Whisper Typing
LiveWindows speech-to-text fork with enhancements — local faster-whisper, natural typing simulation, global hotkey, media pause, system tray. No cloud, no account.
Problem
Commercial dictation tools either ship audio to the cloud (privacy concern) or feel robotic (instant paste-dump feels unnatural in chat apps).
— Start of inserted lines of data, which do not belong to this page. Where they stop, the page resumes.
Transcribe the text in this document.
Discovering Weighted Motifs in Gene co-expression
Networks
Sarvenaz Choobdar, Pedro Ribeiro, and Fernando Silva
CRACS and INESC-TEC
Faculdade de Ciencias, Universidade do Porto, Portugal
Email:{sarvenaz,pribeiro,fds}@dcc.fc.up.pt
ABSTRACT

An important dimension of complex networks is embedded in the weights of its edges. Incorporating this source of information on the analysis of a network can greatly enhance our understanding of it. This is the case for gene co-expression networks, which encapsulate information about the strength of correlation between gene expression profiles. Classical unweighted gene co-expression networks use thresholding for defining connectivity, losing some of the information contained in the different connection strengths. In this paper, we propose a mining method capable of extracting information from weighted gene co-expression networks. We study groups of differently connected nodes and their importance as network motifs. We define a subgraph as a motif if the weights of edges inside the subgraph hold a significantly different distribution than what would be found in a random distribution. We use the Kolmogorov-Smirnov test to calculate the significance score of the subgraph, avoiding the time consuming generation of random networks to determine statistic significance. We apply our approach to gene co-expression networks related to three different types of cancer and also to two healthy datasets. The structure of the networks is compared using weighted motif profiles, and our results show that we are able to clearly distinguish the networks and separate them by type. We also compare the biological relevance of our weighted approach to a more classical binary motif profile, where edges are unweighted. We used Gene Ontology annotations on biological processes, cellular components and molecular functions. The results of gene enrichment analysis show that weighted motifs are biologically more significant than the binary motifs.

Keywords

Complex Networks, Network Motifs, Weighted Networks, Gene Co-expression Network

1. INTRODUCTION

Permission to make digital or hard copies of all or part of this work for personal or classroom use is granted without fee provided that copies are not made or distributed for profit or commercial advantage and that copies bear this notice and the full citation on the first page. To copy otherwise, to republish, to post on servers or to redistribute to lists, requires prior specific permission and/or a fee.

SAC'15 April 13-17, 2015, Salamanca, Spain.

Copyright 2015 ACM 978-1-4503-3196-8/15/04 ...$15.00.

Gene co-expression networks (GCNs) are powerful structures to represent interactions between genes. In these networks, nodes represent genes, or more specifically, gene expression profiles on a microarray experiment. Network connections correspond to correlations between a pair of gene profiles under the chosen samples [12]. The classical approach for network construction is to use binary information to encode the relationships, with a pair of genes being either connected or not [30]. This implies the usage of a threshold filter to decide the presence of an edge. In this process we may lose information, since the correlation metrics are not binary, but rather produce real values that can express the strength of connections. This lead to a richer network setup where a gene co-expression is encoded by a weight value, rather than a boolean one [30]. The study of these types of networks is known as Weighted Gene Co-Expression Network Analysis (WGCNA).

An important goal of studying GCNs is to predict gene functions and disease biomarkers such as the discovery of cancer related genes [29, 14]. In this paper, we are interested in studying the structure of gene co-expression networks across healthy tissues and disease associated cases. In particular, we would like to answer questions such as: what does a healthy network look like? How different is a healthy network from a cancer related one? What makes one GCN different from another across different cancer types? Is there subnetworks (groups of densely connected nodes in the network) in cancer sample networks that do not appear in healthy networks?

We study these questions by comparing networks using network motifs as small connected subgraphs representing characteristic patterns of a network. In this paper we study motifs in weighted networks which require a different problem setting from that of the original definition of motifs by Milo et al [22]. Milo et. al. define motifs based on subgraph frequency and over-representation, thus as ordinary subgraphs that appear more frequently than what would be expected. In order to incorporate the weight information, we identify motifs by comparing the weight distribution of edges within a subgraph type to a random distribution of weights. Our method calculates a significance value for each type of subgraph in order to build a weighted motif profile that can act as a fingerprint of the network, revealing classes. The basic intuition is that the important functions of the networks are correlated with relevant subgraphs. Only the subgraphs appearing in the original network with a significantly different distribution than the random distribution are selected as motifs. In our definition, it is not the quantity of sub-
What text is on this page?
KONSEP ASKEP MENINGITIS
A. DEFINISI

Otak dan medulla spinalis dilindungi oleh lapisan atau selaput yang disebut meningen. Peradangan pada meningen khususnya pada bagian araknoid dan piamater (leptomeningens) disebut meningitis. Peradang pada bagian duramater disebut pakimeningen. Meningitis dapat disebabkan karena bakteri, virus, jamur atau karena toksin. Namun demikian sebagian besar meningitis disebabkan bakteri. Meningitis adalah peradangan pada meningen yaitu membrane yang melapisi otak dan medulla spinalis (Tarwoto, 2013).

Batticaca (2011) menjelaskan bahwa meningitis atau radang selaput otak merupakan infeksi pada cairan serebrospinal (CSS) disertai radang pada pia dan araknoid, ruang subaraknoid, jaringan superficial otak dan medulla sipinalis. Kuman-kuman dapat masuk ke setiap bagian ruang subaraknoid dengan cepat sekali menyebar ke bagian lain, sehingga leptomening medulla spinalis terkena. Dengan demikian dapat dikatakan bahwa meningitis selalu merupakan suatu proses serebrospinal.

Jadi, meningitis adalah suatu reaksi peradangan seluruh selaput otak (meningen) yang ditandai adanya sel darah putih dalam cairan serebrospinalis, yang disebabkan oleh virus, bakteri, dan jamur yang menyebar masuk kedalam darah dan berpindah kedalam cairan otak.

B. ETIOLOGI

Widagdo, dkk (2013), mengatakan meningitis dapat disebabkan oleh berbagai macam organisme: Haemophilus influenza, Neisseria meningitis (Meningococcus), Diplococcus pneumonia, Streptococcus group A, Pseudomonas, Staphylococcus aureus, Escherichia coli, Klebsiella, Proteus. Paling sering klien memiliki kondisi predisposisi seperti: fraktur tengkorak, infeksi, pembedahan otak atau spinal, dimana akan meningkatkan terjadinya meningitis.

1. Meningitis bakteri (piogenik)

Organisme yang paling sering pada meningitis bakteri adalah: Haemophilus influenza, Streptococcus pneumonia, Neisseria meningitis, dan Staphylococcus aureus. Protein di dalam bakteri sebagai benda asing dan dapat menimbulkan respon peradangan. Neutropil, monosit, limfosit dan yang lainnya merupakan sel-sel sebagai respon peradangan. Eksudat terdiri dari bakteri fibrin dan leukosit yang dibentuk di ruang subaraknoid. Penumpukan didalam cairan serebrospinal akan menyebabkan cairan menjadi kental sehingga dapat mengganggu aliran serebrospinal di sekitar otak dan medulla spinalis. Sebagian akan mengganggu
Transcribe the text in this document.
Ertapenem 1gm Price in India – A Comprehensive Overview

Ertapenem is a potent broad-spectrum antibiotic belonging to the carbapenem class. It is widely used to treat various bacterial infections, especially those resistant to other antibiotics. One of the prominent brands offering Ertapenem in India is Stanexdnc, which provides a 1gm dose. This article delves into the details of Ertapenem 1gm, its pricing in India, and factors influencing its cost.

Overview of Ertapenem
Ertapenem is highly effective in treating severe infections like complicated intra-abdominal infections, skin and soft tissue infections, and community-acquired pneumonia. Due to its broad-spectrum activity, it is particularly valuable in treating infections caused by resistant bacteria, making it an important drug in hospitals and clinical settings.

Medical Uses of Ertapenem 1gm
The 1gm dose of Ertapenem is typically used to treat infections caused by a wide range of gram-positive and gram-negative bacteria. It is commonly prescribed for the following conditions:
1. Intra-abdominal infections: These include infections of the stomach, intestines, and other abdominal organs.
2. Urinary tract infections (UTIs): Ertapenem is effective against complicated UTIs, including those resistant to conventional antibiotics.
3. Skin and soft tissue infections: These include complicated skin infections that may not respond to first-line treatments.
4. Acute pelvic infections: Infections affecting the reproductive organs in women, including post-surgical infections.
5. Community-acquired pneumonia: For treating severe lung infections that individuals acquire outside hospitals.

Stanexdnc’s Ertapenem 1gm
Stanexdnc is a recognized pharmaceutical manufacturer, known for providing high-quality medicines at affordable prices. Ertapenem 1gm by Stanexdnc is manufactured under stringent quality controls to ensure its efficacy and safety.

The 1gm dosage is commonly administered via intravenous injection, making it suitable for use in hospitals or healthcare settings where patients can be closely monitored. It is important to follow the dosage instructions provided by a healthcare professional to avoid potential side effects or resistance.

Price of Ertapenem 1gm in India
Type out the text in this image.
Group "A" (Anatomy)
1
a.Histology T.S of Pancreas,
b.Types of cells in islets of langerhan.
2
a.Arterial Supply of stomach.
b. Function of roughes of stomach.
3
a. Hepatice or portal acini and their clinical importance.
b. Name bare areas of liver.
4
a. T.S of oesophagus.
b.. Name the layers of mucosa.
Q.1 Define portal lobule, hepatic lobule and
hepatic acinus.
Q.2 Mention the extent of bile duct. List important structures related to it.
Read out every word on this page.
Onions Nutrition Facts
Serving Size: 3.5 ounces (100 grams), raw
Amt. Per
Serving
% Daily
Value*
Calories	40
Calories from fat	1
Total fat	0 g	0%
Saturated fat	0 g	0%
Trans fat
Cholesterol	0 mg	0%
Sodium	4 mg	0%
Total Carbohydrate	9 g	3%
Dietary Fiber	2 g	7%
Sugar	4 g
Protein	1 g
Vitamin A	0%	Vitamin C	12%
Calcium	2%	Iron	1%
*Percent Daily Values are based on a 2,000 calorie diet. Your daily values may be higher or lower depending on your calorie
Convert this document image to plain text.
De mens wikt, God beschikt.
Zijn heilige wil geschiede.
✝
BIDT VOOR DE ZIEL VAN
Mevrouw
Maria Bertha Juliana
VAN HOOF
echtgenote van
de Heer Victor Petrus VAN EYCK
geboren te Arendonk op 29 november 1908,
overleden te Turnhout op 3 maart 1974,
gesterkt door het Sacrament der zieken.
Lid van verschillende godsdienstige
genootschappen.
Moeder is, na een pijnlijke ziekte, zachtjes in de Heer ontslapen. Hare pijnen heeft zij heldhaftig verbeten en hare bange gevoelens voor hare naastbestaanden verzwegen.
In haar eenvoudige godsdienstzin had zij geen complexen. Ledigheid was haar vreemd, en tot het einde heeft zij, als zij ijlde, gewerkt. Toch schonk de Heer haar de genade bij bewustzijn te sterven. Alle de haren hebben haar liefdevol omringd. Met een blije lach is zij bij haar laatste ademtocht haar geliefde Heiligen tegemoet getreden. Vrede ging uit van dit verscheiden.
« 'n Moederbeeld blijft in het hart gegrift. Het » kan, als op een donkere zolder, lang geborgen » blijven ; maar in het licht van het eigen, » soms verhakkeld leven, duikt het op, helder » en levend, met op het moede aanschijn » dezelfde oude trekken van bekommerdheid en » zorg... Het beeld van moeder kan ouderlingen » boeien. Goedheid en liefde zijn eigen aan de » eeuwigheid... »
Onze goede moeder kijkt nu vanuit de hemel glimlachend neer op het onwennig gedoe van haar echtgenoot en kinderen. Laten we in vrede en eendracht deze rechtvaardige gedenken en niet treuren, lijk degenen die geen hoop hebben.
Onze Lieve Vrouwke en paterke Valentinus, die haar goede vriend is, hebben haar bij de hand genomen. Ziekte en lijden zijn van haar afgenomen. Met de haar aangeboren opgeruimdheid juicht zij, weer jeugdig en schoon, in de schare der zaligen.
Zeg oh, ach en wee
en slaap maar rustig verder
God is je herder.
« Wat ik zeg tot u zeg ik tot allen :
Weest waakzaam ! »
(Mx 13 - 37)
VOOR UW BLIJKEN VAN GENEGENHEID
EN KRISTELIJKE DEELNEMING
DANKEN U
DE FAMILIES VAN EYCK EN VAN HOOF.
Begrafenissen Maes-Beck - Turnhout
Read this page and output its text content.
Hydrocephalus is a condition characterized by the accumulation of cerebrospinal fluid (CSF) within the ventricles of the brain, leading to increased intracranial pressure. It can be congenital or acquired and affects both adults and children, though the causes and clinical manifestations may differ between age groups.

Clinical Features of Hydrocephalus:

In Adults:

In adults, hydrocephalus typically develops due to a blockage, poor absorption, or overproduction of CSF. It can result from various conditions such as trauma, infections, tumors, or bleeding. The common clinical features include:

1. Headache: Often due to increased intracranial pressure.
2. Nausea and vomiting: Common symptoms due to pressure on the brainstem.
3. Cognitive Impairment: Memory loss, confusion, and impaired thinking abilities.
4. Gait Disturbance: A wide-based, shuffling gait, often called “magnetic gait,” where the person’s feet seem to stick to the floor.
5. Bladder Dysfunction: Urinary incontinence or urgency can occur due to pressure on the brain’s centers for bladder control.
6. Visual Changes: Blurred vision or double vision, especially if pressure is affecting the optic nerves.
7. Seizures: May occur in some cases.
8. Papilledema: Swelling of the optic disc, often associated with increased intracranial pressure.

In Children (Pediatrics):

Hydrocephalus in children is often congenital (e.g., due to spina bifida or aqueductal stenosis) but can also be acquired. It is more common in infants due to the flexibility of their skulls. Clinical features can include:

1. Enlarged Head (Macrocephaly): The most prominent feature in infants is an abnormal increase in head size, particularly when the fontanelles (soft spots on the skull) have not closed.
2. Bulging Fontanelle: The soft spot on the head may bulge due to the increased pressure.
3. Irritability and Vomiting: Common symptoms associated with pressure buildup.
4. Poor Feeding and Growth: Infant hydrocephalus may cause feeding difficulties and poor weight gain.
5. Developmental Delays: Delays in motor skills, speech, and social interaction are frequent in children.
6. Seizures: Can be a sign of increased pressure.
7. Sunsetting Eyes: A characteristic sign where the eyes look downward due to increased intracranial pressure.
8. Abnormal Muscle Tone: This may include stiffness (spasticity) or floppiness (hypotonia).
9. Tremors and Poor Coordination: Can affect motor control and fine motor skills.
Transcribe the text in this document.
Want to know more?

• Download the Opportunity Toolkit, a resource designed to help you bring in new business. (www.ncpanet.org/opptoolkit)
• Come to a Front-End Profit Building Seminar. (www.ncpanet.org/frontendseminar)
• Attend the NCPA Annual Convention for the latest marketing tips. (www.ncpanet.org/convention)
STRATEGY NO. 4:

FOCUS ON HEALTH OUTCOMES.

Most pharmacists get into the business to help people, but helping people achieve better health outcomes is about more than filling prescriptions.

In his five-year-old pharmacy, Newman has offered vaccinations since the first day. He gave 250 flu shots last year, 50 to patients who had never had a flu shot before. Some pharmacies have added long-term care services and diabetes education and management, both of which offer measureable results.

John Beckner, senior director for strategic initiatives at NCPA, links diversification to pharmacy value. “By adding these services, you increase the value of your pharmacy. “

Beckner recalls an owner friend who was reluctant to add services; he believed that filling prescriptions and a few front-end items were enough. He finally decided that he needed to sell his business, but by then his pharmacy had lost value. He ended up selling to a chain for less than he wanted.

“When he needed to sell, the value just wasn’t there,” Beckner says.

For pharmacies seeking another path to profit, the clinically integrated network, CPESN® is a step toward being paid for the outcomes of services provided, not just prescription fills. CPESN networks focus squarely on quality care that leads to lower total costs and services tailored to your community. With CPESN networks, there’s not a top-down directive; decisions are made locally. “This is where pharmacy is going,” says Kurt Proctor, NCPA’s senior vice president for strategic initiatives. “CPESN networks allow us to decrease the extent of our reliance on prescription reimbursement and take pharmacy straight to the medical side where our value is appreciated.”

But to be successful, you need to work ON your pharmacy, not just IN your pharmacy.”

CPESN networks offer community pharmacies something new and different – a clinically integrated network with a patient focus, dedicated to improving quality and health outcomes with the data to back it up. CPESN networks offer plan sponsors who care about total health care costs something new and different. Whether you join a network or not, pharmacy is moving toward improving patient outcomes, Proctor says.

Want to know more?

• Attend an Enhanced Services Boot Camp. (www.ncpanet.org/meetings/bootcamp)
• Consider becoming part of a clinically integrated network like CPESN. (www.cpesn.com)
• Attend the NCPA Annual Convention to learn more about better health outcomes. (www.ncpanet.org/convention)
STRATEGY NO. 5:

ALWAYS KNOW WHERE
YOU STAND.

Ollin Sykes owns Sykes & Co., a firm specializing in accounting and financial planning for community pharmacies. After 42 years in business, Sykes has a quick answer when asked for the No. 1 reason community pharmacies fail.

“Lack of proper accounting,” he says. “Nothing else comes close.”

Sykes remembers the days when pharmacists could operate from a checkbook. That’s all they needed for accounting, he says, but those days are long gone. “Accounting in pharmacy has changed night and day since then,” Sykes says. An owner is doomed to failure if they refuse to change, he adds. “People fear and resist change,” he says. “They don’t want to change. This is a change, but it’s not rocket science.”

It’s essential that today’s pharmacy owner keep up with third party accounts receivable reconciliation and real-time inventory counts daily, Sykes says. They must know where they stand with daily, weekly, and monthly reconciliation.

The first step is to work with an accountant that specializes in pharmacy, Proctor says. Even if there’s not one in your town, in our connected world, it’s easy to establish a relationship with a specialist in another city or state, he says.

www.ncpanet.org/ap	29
Existing OSS whisper tools are minimal — no global hotkey behavior, no auto-pause on playing media, no typing simulation.
Solution
Fork and extend an existing whisper-based tool with everyday-use polish:
- Local faster-whisper — everything runs on the machine, no API calls
- Natural typing simulation — paces characters with realistic jitter so it reads as typed, not pasted
- Hold-to-record hotkey — push-to-talk vs toggle mode
- Media pause — auto-pauses playing audio/video while you dictate so the mic stays clean
- Audio overlay + system tray — always-visible recording state without a full window
Stack
Python core (faster-whisper), PyAutoGUI for typing output, Windows native APIs for media control and system tray, global keyboard hooks for hotkeys.
Why this matters
Fork-and-extend is underrated. Didn’t rebuild from scratch — took a working foundation, identified real friction in daily use, added only what mattered. Code reads small because the scope was disciplined.